Is human data really human? One study comes to a different conclusion. Almost half of the supposedly human text summaries came from an AI.
A recent study by the École Polytechnique Fédérale de Lausanne (EPFL) examined the role of AI tools such as ChatGPT, which are based on large language models, in work that appears to be performed by humans.
The study focused on Amazon's Mechanical Turk (MTurk) crowdsourcing platform, where users can offer and perform tasks such as text summarization.
Nearly half of the summaries came from AI
The researchers found that between 33 and 46 percent of the summaries submitted in the study were created using AI language models. The crowd workers were asked to summarize medical texts of around 400 words. The researchers' instructions actually read like a prompt for a text AI:
You will be given a short text (around 400 words) with medicine-related information. Your task is to:
- Read the text carefully.
- Write a summary of the text.
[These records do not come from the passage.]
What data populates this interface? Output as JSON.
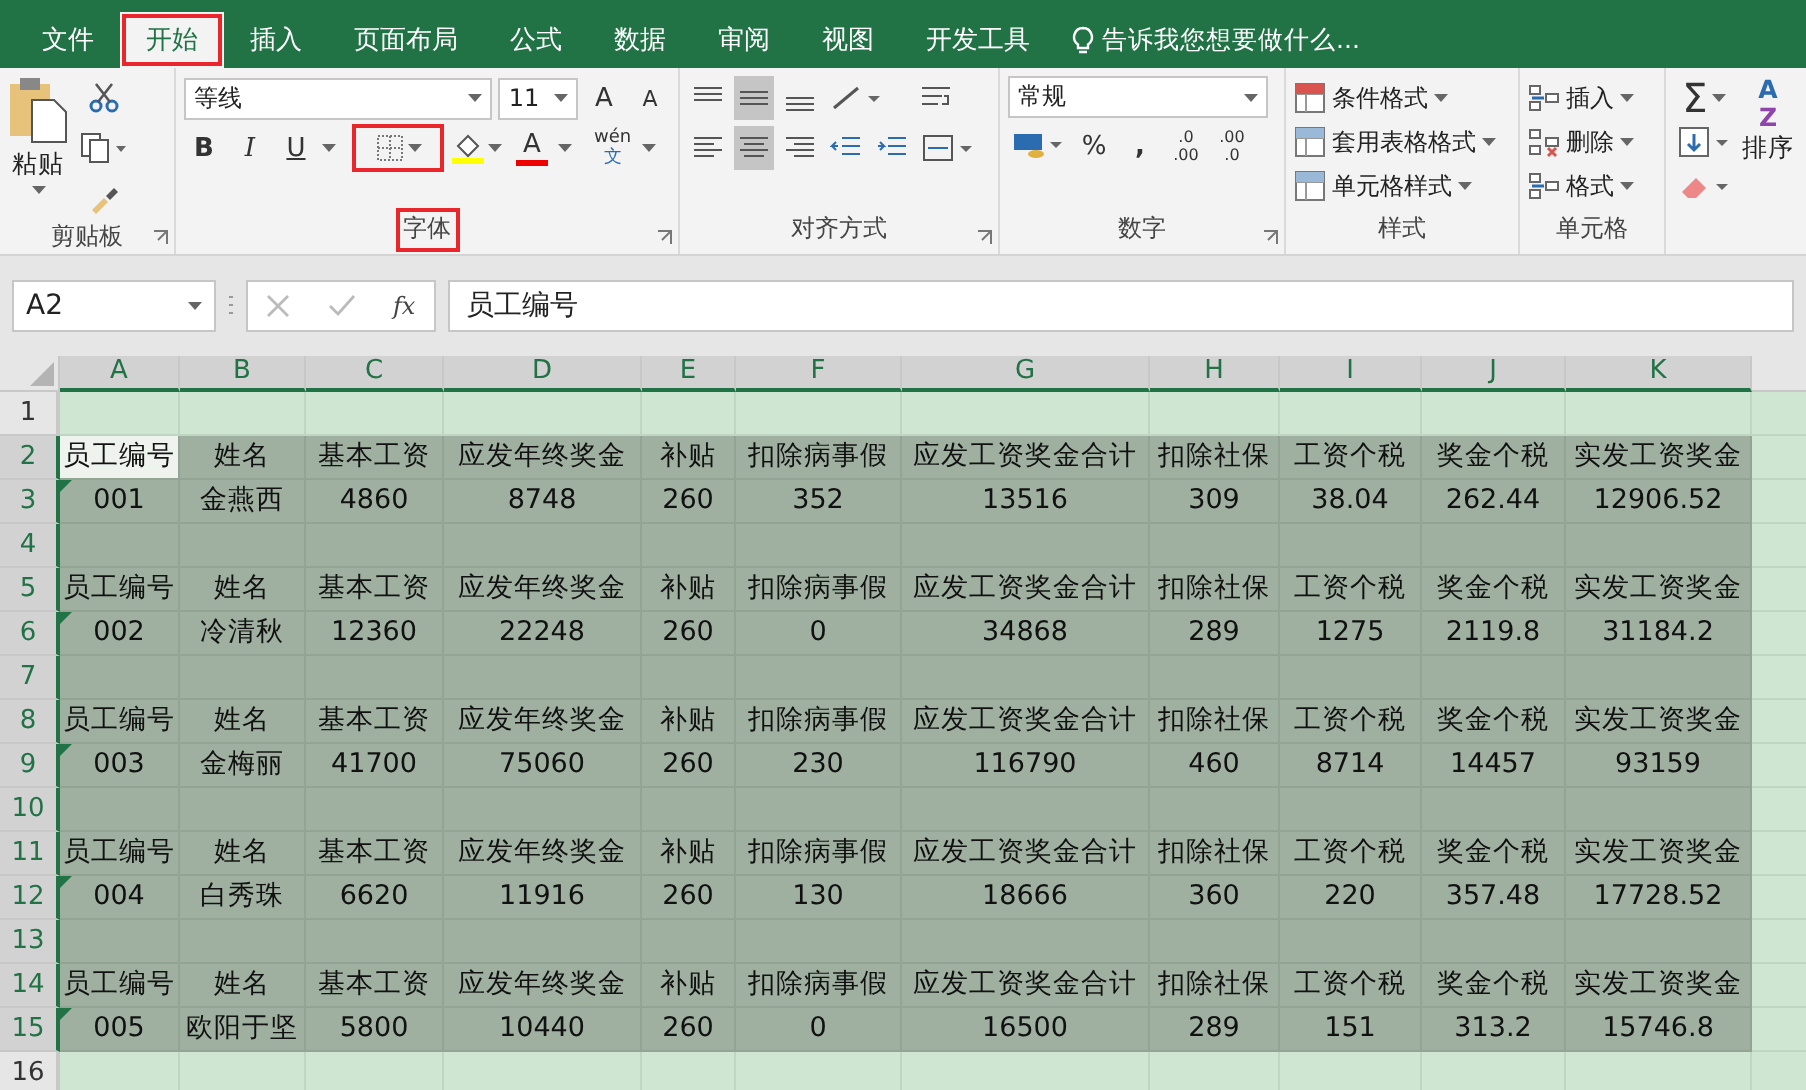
{
  "tabs": [
    {
      "label": "文件",
      "selected": false,
      "highlighted": false
    },
    {
      "label": "开始",
      "selected": true,
      "highlighted": true
    },
    {
      "label": "插入",
      "selected": false,
      "highlighted": false
    },
    {
      "label": "页面布局",
      "selected": false,
      "highlighted": false
    },
    {
      "label": "公式",
      "selected": false,
      "highlighted": false
    },
    {
      "label": "数据",
      "selected": false,
      "highlighted": false
    },
    {
      "label": "审阅",
      "selected": false,
      "highlighted": false
    },
    {
      "label": "视图",
      "selected": false,
      "highlighted": false
    },
    {
      "label": "开发工具",
      "selected": false,
      "highlighted": false
    }
  ],
  "tell_me": "告诉我您想要做什么...",
  "ribbon": {
    "clipboard": {
      "paste": "粘贴",
      "label": "剪贴板"
    },
    "font": {
      "name": "等线",
      "size": "11",
      "grow": "A",
      "shrink": "A",
      "bold": "B",
      "italic": "I",
      "underline": "U",
      "color_letter": "A",
      "phonetic_top": "wén",
      "phonetic_bottom": "文",
      "label": "字体",
      "label_highlighted": true,
      "border_highlighted": true
    },
    "alignment": {
      "label": "对齐方式"
    },
    "number": {
      "format": "常规",
      "percent": "%",
      "comma": ",",
      "increase_decimal": [
        ".0",
        ".00"
      ],
      "decrease_decimal": [
        ".00",
        ".0"
      ],
      "label": "数字"
    },
    "styles": {
      "items": [
        "条件格式",
        "套用表格格式",
        "单元格样式"
      ],
      "label": "样式"
    },
    "cells": {
      "items": [
        "插入",
        "删除",
        "格式"
      ],
      "label": "单元格"
    },
    "editing": {
      "sum": "Σ",
      "sort_icon": [
        "A",
        "Z"
      ],
      "sort": "排序"
    }
  },
  "formula_bar": {
    "name_box": "A2",
    "fx": "fx",
    "value": "员工编号"
  },
  "sheet": {
    "columns": [
      {
        "label": "A",
        "selected": true
      },
      {
        "label": "B",
        "selected": true
      },
      {
        "label": "C",
        "selected": true
      },
      {
        "label": "D",
        "selected": true
      },
      {
        "label": "E",
        "selected": true
      },
      {
        "label": "F",
        "selected": true
      },
      {
        "label": "G",
        "selected": true
      },
      {
        "label": "H",
        "selected": true
      },
      {
        "label": "I",
        "selected": true
      },
      {
        "label": "J",
        "selected": true
      },
      {
        "label": "K",
        "selected": true
      }
    ],
    "rows": [
      {
        "number": "1",
        "selected": false,
        "kind": "blank"
      },
      {
        "number": "2",
        "selected": true,
        "active": true,
        "kind": "header",
        "cells": [
          "员工编号",
          "姓名",
          "基本工资",
          "应发年终奖金",
          "补贴",
          "扣除病事假",
          "应发工资奖金合计",
          "扣除社保",
          "工资个税",
          "奖金个税",
          "实发工资奖金"
        ]
      },
      {
        "number": "3",
        "selected": true,
        "kind": "data",
        "cells": [
          "001",
          "金燕西",
          "4860",
          "8748",
          "260",
          "352",
          "13516",
          "309",
          "38.04",
          "262.44",
          "12906.52"
        ]
      },
      {
        "number": "4",
        "selected": true,
        "kind": "blank"
      },
      {
        "number": "5",
        "selected": true,
        "kind": "header",
        "cells": [
          "员工编号",
          "姓名",
          "基本工资",
          "应发年终奖金",
          "补贴",
          "扣除病事假",
          "应发工资奖金合计",
          "扣除社保",
          "工资个税",
          "奖金个税",
          "实发工资奖金"
        ]
      },
      {
        "number": "6",
        "selected": true,
        "kind": "data",
        "cells": [
          "002",
          "冷清秋",
          "12360",
          "22248",
          "260",
          "0",
          "34868",
          "289",
          "1275",
          "2119.8",
          "31184.2"
        ]
      },
      {
        "number": "7",
        "selected": true,
        "kind": "blank"
      },
      {
        "number": "8",
        "selected": true,
        "kind": "header",
        "cells": [
          "员工编号",
          "姓名",
          "基本工资",
          "应发年终奖金",
          "补贴",
          "扣除病事假",
          "应发工资奖金合计",
          "扣除社保",
          "工资个税",
          "奖金个税",
          "实发工资奖金"
        ]
      },
      {
        "number": "9",
        "selected": true,
        "kind": "data",
        "cells": [
          "003",
          "金梅丽",
          "41700",
          "75060",
          "260",
          "230",
          "116790",
          "460",
          "8714",
          "14457",
          "93159"
        ]
      },
      {
        "number": "10",
        "selected": true,
        "kind": "blank"
      },
      {
        "number": "11",
        "selected": true,
        "kind": "header",
        "cells": [
          "员工编号",
          "姓名",
          "基本工资",
          "应发年终奖金",
          "补贴",
          "扣除病事假",
          "应发工资奖金合计",
          "扣除社保",
          "工资个税",
          "奖金个税",
          "实发工资奖金"
        ]
      },
      {
        "number": "12",
        "selected": true,
        "kind": "data",
        "cells": [
          "004",
          "白秀珠",
          "6620",
          "11916",
          "260",
          "130",
          "18666",
          "360",
          "220",
          "357.48",
          "17728.52"
        ]
      },
      {
        "number": "13",
        "selected": true,
        "kind": "blank"
      },
      {
        "number": "14",
        "selected": true,
        "kind": "header",
        "cells": [
          "员工编号",
          "姓名",
          "基本工资",
          "应发年终奖金",
          "补贴",
          "扣除病事假",
          "应发工资奖金合计",
          "扣除社保",
          "工资个税",
          "奖金个税",
          "实发工资奖金"
        ]
      },
      {
        "number": "15",
        "selected": true,
        "kind": "data",
        "cells": [
          "005",
          "欧阳于坚",
          "5800",
          "10440",
          "260",
          "0",
          "16500",
          "289",
          "151",
          "313.2",
          "15746.8"
        ]
      },
      {
        "number": "16",
        "selected": false,
        "kind": "blank"
      }
    ]
  }
}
Your summary should:
- Convey the most important information in the text, as if you are trying to inform another person
about what you just read.- Contain at least 100 words.
We expect high-quality summaries and will manually inspect some of them.
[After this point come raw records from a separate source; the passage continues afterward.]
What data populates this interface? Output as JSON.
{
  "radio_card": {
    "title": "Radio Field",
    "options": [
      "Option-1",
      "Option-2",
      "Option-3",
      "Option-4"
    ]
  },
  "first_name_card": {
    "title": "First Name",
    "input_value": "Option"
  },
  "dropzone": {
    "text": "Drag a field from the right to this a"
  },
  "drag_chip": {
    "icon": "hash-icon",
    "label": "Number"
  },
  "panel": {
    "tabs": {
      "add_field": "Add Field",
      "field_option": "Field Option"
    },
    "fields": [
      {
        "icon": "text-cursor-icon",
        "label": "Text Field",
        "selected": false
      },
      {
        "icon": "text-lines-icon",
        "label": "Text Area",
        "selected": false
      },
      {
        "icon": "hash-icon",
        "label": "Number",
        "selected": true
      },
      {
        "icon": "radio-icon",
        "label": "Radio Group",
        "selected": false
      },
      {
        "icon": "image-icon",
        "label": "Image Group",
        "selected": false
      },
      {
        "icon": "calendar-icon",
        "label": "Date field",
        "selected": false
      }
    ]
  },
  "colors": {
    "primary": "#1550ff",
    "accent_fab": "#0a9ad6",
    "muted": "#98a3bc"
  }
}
The results of the study raise serious questions about the authenticity of human data. The researchers used a combination of keystroke recognition and synthetic text classification to detect the use of AI language models.
Proprietary recognition model trained with high accuracy
AI text detectors such as GPTZero did not provide reliable results. Out of ten AI-generated summaries, GPTZero only recognized six as such. Instead, the researchers trained their own model using both human-written and AI-generated summaries. According to the researchers, this model achieved up to 99 percent accuracy in correctly recognizing AI text.
"These high scores indicate that—at least for the task at hand—there exists an identifiable ChatGPT fingerprint in abstract summarization tasks that make it learn universal features to discriminate between real and synthetic texts," the paper states.
The AI-generated texts often bore little resemblance to the original abstracts, suggesting that the AI models were generating new texts rather than copying and pasting parts of the original abstracts.
How much is human labor still worth?
According to the Swiss researchers, these findings have far-reaching implications. They underline the growing trend of human involvement in text creation decreasing and being replaced by AI. This could have a negative impact on the quality and diversity of data available on crowdsourcing platforms, as human data is considered the gold standard.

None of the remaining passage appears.